Alistair Cooke is a journalist and broadcaster. Cooke was born in Manchester, England on November 20, 1908. He obtained his education at Cambridge, Yale, and Harvard. His career is based on his observations of American life and culture. Cooke worked as a correspondent for NBC and as a special correspondent for the London Times and the Guardian. He is perhaps most famous for his BBC weekly broadcast, "Letter From America," which has been successful for over fifty years because of its sophisticated wit. Cooke became well-known in the United States as host for Omnibus for nine years and later as host of the Masterpiece Theatre. He has also written numerous books including the bestsellers Alistair Cooke's America, Six Men, and Fun and Games with Alistair Cooke. In 1973, Cooke was made an honorary Knight of the British Empire.

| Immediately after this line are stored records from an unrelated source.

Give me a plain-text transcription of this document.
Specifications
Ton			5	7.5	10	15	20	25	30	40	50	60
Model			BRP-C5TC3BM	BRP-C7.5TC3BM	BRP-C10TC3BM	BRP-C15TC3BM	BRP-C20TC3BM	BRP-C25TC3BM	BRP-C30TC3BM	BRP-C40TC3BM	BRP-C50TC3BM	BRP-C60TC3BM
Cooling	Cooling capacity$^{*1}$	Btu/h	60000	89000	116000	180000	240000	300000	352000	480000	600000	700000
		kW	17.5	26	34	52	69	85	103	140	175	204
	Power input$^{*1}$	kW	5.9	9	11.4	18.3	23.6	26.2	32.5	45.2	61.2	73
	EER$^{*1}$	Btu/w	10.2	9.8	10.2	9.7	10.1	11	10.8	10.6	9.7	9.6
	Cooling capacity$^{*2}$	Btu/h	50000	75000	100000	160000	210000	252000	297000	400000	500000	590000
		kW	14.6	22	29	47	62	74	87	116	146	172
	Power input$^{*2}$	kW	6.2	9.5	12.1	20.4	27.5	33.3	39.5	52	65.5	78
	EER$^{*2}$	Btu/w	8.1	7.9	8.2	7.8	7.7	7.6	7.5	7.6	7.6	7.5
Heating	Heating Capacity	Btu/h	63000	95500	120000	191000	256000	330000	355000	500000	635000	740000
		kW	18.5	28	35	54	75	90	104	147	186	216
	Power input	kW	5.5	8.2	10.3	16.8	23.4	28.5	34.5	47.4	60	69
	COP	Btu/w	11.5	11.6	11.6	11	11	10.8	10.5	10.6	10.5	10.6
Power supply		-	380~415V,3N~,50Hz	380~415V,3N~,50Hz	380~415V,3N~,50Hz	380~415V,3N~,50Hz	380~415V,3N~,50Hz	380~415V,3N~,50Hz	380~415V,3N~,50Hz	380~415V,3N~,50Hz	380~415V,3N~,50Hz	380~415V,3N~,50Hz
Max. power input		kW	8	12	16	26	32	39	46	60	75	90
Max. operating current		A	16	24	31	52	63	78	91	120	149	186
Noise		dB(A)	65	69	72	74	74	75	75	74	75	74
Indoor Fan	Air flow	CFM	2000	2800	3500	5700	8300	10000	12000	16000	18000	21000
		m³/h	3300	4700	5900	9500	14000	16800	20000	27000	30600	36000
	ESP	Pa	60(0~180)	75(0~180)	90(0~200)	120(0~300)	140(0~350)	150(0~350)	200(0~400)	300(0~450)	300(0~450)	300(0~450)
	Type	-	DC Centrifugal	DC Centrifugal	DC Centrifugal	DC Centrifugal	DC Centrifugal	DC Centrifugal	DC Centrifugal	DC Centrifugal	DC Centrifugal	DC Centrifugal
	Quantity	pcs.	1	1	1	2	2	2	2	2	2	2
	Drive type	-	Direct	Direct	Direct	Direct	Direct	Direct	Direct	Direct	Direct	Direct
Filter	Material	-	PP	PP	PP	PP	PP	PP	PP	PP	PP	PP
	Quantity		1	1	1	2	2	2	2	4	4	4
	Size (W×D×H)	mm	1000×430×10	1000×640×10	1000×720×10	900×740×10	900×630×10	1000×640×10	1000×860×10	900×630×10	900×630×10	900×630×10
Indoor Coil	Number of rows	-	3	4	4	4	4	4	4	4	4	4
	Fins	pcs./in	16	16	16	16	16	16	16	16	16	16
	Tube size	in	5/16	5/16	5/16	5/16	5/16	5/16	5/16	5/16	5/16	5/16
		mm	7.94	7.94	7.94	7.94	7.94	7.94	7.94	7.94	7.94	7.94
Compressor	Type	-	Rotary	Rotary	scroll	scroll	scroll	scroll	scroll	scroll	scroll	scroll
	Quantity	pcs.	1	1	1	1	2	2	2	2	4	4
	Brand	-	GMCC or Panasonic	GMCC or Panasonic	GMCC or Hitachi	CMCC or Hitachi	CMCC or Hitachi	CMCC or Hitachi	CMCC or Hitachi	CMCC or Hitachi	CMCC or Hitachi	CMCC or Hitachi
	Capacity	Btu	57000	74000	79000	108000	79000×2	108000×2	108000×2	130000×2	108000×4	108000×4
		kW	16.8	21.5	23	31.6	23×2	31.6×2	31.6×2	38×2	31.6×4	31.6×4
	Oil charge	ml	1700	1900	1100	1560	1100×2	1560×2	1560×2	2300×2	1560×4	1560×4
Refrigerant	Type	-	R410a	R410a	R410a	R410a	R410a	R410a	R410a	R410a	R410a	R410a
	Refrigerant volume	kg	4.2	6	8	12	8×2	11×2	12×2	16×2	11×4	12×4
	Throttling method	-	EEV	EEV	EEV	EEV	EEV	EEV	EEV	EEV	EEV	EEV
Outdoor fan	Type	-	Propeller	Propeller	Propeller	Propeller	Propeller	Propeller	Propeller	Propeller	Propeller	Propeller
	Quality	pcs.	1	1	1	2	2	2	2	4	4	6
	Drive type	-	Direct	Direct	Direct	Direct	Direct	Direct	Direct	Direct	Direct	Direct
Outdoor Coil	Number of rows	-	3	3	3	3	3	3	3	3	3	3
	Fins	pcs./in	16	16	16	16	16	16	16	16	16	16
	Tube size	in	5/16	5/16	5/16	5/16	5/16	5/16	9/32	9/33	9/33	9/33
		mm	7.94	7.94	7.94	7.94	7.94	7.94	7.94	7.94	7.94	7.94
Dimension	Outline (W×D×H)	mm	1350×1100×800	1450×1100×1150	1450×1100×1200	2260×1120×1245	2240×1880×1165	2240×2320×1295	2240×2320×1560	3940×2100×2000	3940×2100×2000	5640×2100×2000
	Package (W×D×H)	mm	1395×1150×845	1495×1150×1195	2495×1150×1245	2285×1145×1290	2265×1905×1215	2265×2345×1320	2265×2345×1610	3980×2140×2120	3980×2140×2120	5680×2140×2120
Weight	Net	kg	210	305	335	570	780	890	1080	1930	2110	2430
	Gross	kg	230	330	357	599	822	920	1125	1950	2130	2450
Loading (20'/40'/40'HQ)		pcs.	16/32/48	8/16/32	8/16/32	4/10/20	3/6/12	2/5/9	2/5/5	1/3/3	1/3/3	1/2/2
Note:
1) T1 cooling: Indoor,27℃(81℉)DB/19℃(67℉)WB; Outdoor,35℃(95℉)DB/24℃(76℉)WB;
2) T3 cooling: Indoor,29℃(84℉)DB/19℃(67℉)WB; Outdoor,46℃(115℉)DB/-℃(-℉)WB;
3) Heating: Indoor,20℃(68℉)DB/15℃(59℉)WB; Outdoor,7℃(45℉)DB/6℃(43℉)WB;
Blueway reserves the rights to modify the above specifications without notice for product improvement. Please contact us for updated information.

Jack Nicklaus was born January 21, 1940 in Columbus, Ohio. He began playing golf at the age of 10, and at the age of 16 he won his first major tournament, the Ohio Open. His next important victory came in 1959 when he won the U.S. Amateur Championship. Two years later, in 1961, he won the U.S. Amateur title again and captured the NCAA championship while playing for Ohio State University. From 1959 through 1961 Nicklaus won all but one of the 30 amateur tournaments he entered. Nicklaus turned professional in 1962 and won three tournaments that year. The victories included his first major professional title, the 1962 U.S. Open, which he won in a playoff against popular American golfer Arnold Palmer, which created a rivalry between the two players that lasted through the 60s. During his professional career Nicklaus won six Masters tournaments, the most by any player in the competition's history. His 1986 win at the age of 46 made Nicklaus the oldest Masters winner in history. He also won five PGA championships, three more U.S. Open titles, and three British Open titles. He was named the PGA's player of the year five times, and won the PGA's Golfer of the Century award in 1988. Nicklaus joined the Senior tour in 1990 and has won a number of major events, including the United States Senior Open in 1991 and 1993. Throughout his career he has designed many noted golf courses, and in 1993, Golf World Magazine named him architect of the year. That same year Golf Digest recognized ten of the courses Nicklaus designed on its list of the 100 best golf courses in America. His autobiography, Jack Nicklaus: My Story, appeared in 1997.